Skill points are one of the only non-essential items found throughout the many levels in Atlas. They can be found in treasure chests or occasionally purchased from merchants. These increase character individual skills which includes Melee Attack, Defense, Energy Heal and Ranged Attack. Right from the get-go it’s apparent that focusing on one character is important, as they are all weak and can’t take many hits. Skill points are also abundant so it’s easy to get more and fill up one character before too long. Outside of skill points the only things found in treasure chests are story-essential items, of which there are many because RWBY: Arrowfell in many ways is just one giant fetch quest. Every character wants or needs something, and getting it for them is required to progress the story which includes the most ridiculous things like finding a grape soda or a lost bird. The story is split up into chapters following by fetch quest after fetch quest which ultimately culminates in one big boss fight. Boss fights are not at all difficult as each boss has about three attacks they use over and over while team RWBY chips away at their mass of health waiting for them to be defeated. They’re not well-designed boss fights, and it doesn’t help that the damage done is tedious and doesn’t feel satisfying. There’s no combos, no aiming up or down to attack and no real way to increase the amount of damage done after maxing it out with skill points. Eventually characters end up feeling stale as they’ve maxed out their potential while new enemies continue to get more health which just makes them health sponges rather than threatening opponents.

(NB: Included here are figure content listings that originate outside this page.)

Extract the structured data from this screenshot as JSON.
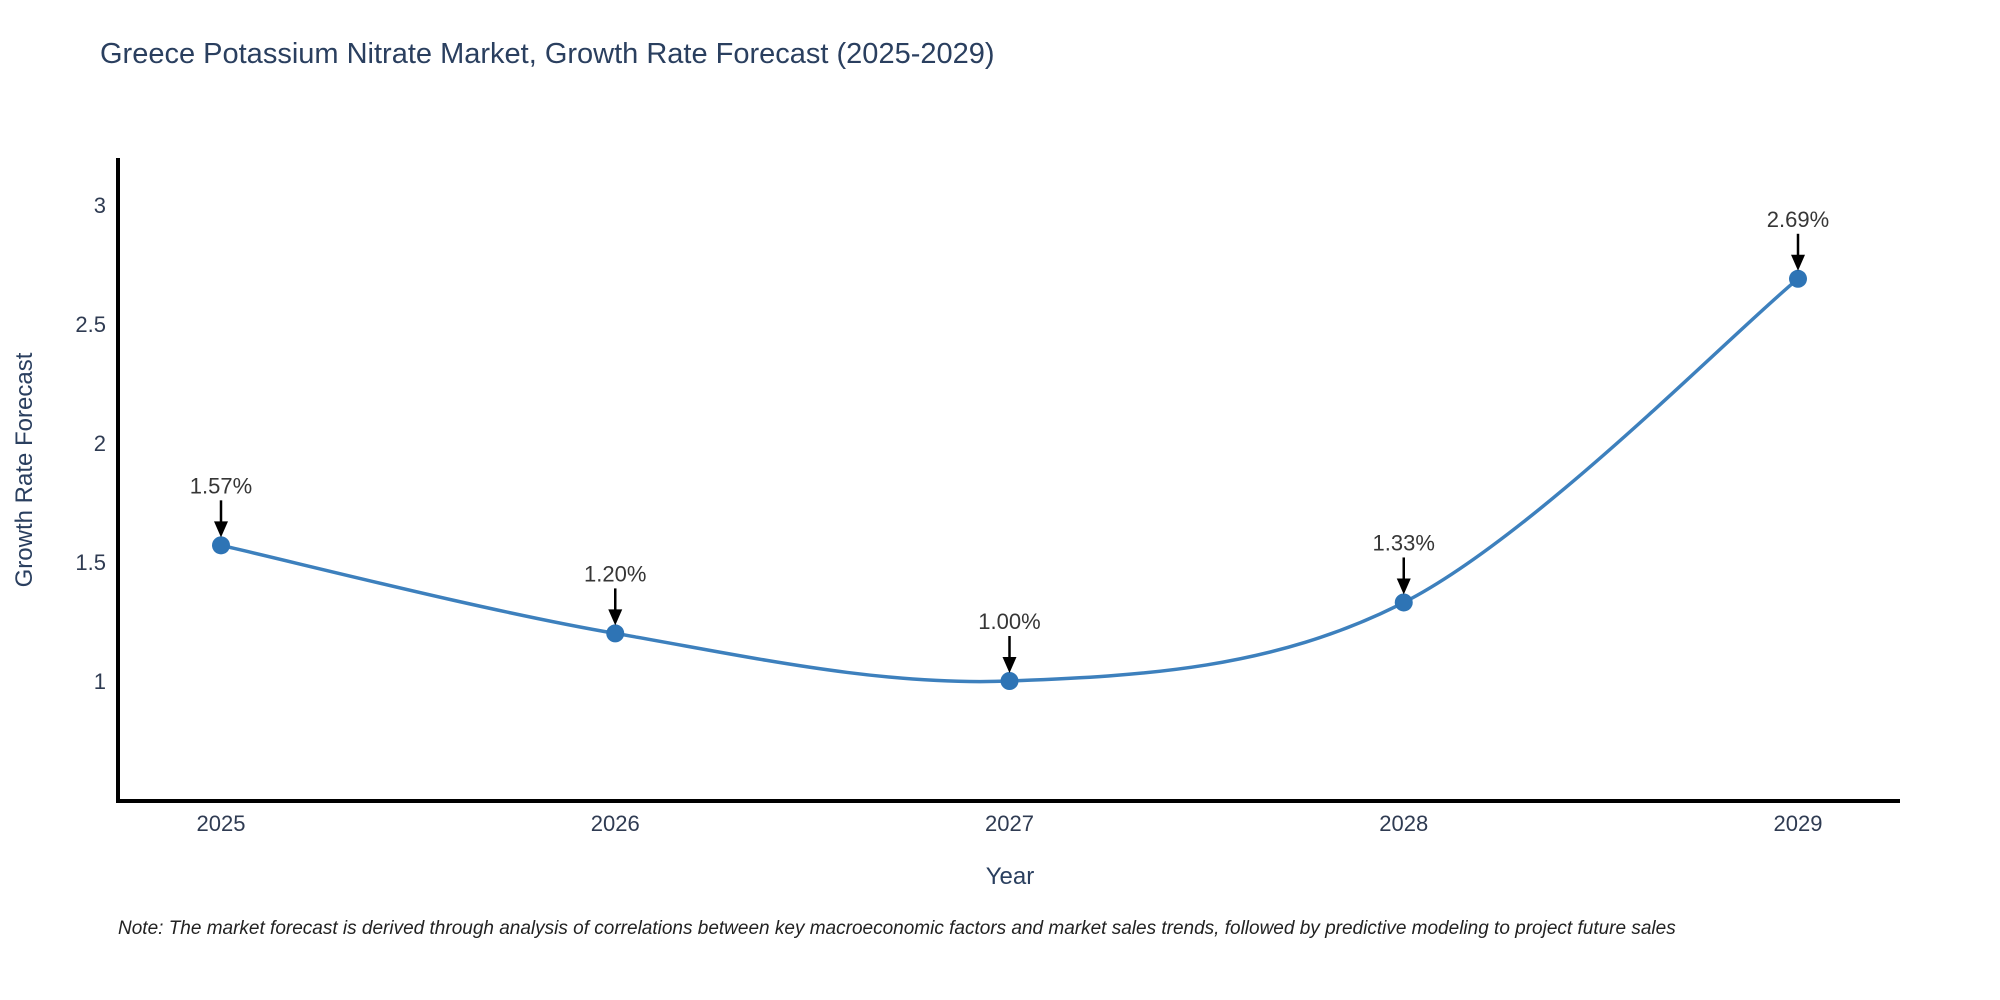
{
  "chart": {
    "note": "Note: The market forecast is derived through analysis of correlations between key macroeconomic factors and market sales trends, followed by predictive modeling to project future sales",
    "colors": {
      "line": "#3d80bd",
      "marker": "#2e74b5",
      "axis": "#000000",
      "tick_text": "#2f3b52",
      "title_text": "#2a3f5f",
      "annotation": "#363636"
    }
  },
  "chart_data": {
    "type": "line",
    "title": "Greece Potassium Nitrate Market, Growth Rate Forecast (2025-2029)",
    "xlabel": "Year",
    "ylabel": "Growth Rate Forecast",
    "x": [
      2025,
      2026,
      2027,
      2028,
      2029
    ],
    "values": [
      1.57,
      1.2,
      1.0,
      1.33,
      2.69
    ],
    "point_labels": [
      "1.57%",
      "1.20%",
      "1.00%",
      "1.33%",
      "2.69%"
    ],
    "xtick_labels": [
      "2025",
      "2026",
      "2027",
      "2028",
      "2029"
    ],
    "yticks": [
      1,
      1.5,
      2,
      2.5,
      3
    ],
    "ytick_labels": [
      "1",
      "1.5",
      "2",
      "2.5",
      "3"
    ],
    "ylim": [
      0.5,
      3.2
    ],
    "line_shape": "spline",
    "grid": false,
    "legend": false
  }
}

The visuals in Arrowfell are nice, but end up feeling overused as many areas look so similar it’s often hard to differentiate them. The soundtrack has notable songs, but most of the soundtrack isn’t preparing to wow anyone in particular. There is a ton of backtracking through areas built haphazardly, and with no maps whatsoever, it can feel tedious have to go back and find whatever required item or task is needed. The one benefit is that there’s always a clear indicator of where is the next required location, but having to continually revisit areas that look almost exactly the same quickly becomes tiresome. Even fans of snow stages, of which the entire title is based around, will likely be wishing for a bit of greenery by the end. It can also feel annoying that save points are not abundant, being hidden away in levels at times, making it feel tedious to have to track one down just to save.

Closing Comments:

RWBY: Arrowfell is not a title we would necessarily call wholly bad, but it feels lacking especially when considering that the teams behind it have such a great track record for platformers and fighting titles. It’s hard to tell where things ended up to make it feel so “bleh.” The repetitive nature quickly becomes apparent, the lack of innovation in combat keeping anything from feeling fresh after the first few stages and it just feels like a series so focused around combat would deliver a more fleshed-out experience. RWBY: Arrowfell is a title that will only appeal to fans of the franchise, but even then it won’t offer a stunning gameplay experience or make it worth picking up for the story. At the very least it’s nice to see new interactions between characters, but it’s just a shame the gameplay loop just couldn’t pull through.